Home that night was the curiously named Twice Brewed Inn outside the equally curiously named village of Once Brewed. According to local history, Bonnie Prince Charlie once dined at the inn and disliked their coffee so much they brewed it a second time. Hence the name.

Meeting up with Gympie's Lyn Smith and Bronwyn Saunders in this tiny pub in the middle of nowhere was both a huge surprise and an utter delight. Our fellow Gympieites were part of an organised tour walking the opposite direction to us. While we always opt for a self-guided, by-the-seat-of-your-pants, anything-can-go-wrong-and-often-does type of experience, Lyn and Bronwyn took the element of suprise out of their wall walk by leaving the booking of accommodation and walking schedule to the experts. No matter how you walk the wall, though, it's worth doing.

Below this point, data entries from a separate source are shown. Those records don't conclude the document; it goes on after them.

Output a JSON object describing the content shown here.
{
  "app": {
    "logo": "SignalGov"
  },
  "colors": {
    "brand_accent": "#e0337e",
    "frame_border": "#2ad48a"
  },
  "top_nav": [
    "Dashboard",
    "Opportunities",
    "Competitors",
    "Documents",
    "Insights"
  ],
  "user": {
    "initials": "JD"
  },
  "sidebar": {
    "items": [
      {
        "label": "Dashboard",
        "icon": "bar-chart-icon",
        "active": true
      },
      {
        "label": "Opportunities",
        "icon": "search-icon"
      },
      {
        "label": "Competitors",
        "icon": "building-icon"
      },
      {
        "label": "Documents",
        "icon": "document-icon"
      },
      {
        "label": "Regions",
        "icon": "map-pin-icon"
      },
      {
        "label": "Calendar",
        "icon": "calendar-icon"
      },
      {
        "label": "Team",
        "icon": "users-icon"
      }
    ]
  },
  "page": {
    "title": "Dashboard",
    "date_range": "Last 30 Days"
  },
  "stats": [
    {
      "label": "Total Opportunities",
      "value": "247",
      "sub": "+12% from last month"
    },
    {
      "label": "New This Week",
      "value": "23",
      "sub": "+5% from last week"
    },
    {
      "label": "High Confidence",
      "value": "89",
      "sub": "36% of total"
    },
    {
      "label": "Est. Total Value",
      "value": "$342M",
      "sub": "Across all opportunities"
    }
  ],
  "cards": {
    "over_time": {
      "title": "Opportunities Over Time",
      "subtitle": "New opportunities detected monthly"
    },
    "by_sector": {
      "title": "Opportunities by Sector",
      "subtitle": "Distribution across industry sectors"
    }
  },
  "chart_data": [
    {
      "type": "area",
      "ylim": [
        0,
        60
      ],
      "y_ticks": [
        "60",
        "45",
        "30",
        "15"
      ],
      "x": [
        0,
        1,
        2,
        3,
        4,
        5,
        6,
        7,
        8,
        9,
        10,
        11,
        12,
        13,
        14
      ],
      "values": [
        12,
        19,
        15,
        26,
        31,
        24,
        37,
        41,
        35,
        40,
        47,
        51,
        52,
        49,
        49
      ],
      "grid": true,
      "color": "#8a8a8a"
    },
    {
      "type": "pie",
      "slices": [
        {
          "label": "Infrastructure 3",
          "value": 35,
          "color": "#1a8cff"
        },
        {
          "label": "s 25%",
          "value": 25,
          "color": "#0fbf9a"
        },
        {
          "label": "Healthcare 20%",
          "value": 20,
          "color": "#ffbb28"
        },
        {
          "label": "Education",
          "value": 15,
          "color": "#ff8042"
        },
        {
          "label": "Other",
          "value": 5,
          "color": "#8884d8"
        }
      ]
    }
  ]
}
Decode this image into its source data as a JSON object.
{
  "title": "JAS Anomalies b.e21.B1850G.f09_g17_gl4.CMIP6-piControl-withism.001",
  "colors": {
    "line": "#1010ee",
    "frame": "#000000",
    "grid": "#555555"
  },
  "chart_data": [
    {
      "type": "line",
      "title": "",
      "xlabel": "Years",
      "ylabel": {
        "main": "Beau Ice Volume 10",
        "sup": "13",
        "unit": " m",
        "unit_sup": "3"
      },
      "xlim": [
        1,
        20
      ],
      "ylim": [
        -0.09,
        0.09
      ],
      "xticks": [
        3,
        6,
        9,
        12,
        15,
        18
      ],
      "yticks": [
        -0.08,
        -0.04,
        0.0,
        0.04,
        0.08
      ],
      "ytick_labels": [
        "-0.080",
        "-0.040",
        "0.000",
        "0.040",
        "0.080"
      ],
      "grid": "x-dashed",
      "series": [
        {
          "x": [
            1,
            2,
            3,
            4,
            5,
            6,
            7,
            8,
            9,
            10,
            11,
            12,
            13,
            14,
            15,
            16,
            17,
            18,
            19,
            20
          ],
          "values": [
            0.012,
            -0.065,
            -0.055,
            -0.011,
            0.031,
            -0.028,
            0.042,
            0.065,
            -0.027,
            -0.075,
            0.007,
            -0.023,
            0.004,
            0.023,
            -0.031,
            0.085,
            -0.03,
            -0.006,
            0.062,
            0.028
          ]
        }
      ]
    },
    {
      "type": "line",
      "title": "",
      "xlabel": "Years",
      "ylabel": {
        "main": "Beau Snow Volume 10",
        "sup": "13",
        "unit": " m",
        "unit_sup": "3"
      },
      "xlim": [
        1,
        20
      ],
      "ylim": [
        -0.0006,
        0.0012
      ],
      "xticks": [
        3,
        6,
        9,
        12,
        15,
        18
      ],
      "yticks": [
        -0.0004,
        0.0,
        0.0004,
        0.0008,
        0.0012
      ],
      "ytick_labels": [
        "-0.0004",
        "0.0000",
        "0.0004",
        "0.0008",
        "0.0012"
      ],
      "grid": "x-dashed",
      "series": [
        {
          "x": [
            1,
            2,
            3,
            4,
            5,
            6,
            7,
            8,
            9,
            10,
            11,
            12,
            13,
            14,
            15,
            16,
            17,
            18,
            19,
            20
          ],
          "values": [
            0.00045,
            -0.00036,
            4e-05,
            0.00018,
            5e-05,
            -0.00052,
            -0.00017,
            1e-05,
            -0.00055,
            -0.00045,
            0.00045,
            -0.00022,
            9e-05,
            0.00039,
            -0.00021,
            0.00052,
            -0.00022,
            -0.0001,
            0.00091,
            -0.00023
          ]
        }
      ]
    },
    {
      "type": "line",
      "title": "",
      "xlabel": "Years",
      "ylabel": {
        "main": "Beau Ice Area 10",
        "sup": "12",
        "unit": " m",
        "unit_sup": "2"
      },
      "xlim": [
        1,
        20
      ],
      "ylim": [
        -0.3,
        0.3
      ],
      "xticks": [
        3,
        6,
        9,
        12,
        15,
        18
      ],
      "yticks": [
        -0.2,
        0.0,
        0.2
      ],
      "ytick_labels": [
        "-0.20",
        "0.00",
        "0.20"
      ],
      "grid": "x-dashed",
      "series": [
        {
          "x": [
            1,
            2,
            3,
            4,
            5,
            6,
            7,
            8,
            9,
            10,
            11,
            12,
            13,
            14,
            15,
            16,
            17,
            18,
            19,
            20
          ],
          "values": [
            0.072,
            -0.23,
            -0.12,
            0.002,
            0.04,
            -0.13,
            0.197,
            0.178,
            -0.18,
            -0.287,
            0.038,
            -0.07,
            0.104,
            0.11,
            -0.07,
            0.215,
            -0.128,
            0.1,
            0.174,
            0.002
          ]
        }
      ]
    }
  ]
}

Rowena's stamped Hadrian's Wall passport.
Rowena's stamped Hadrian's Wall passport. Garry Williamson

We woke on Day 4 ( a short 13.6km stroll) to more rain and light hail and a hard day climbing the crags that would take us past the most northern and highest points of the wall and Great Chester's Fort where my bovinaphobia raised its ugly head yet again.

After running the gauntlet of cattle in muddy field after muddy field, we finally reached Gilsland Hall - a huge hotel that has had many incarnations in its lifetime, including a convalescent hostel for pregnant single women and, through both world wars, a stopover for soldiers on their way to the front.

The next stamp in our passport was Birdoswald fort where the scenery was more spectacular than the ruins themselves.

The final two days, to the city of Carlisle and on to the end of the walk at the village of Bowness-on-Solway were unexceptional. While there is some lovely scenery and good coastal views along the tidal Solway Firth, there's, sadly, no wall to be seen.

There is, however, the satisfaction of standing under that final guide post, knowing we've walked in the footsteps of the ancient Roman auxiliaries who lived and worked in the shadow of Hadrian's Wall.

"And that,” Garry said to me with a triumphant smirk as we stamped our passports for the last time, "is what the Roman's have done for us.”